I took the bus to Hue. Oh, did I mention that I had to completely reorganize my entire itinerary because there’s no way to get from Saigon to Hanoi directly during Tet without booking weeks or months in advance? the mental notes are stacking. anyways, picture this for me. You’re laying down. There are two iron bars on either side of your knees. if your sleeper-bus chair is laid flat there’s about two feet of clearance between the ground and the peice of plywood above you, which has more people on it. There are two people lying directly on your right side. There are two people lying directly on your left side. As though you’re sharing a king sized bed with four other people. There is no air circulation whatsoever, and after about 15 minutes you and the other four people are all sweaty and emit all sorts of awful smells and heat. Now imagine the bus ride is 12 hours long. Yes, I’ve done that. Special thanks to the lovely australian couple on the right side of me for being sociable and good sports. The weird thing was that it didn’t phase me at all, I never thought to complain. It was another in an endless succession of ridiculous things to go through. Shake it off, move on, get stronger.

Hue is a nice place, as far places go. there are ancient walls made of the most wonderful crumbling bricks that have slums and gardens on top of them now. The locals will let you walk through and even smile at you as long as you aren’t a jerk about the way you use your camera and you wai at everyone who’s an elder. Also, wear collared shirts and dress like an adult with respect and dignity. you’d be surprised at how many western people miss this memo, and stand there shell-shocked, entering into non-touristy neighborhoods wearing flip-flops, swimming trunks, and a beerlao t-shirt. On behalf of all self-respecting people with white skin who get treated with suspicion because of your self-disrespecting behavior, “This isn’t Bonnaroo. Please leave Asia.”

halfway through the 12 hour bus ride from Hue to Savannakhet, the poor lao man behind me began projectile vomiting all over my seat and got a good splatter all over my back. Remember how I said nothing shocks me anymore? I’m dead serious, nothing shocks me anymore. All I could think about was how bad I felt for him, as he lost some serious face. The kind woman across from me donated several of her wet wipes to clean me up. Lao people are so kind.

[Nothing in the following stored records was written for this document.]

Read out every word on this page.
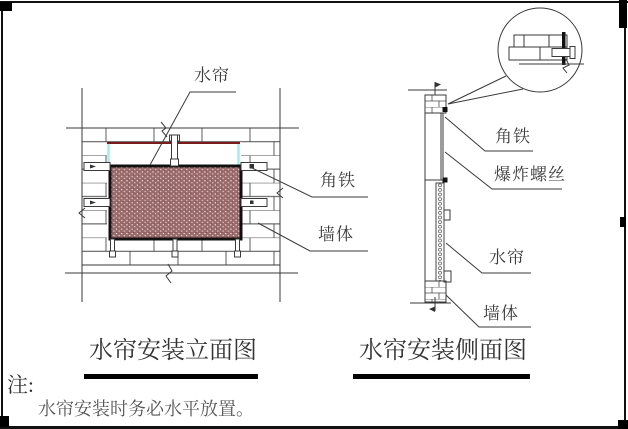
水帘
角铁
墙体
角铁
爆炸螺丝
水帘
墙体
水帘安装立面图	水帘安装侧面图
注:
水帘安装时务必水平放置。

I spent 6 nights on the Mekong: 2 in Savannakhet, 1 in Thaklek, 1 in Pak Kading, and 2 in Vientiane (pronounced Wiang Chan). Met many lovely people. Pak Kading was my favorite, as I was perhaps the only barang in the town the night I was there. In a sandbar along the Nam Kading I got to play football with some kids, and the next morning I had breakfast with the town primary school’s english teacher. Lao people are among the kindest, most welcoming, and most considerate people I have ever met. That is perhaps the best summation of my time in Laos, so I will leave it at that. There are other stories you can ask me for, though.

..And now I’m back in my lovely neighborhood, Ramsong. Being here makes me miss my friends, but I am glad to be here.

I’m sitting in on a week of the Applied Principles of Communication school this week. It’s very good. We’ve been talking about basically the way we as humans process information and come to assumptions about the world and derive conclusions and meaning from that, and in that context asking what it means to learn and to improve, and to break out of our patterns of false thinking and to break away from false masters.

I’m also working on my resume, and I’m in the process of applying for both the SBS in the fall and internships for my time in america. I need something to do, might as well do something constructive. If anyone has any ideas shoot them my way.

OH MAN YOU GUYS. so I was writing all of this late last night, as I said, and whenever I write like that I reach this point where the brilliance just takes a dive and I just go off in a completely tangent direction. It’s a way of knowing that it’s time for bed. The stuff I wrote from this point on is pretty good, but it needs a good editor and I need to add to it and clearly define a thesis and turn it into something else. So I’ll fix it up and post it later.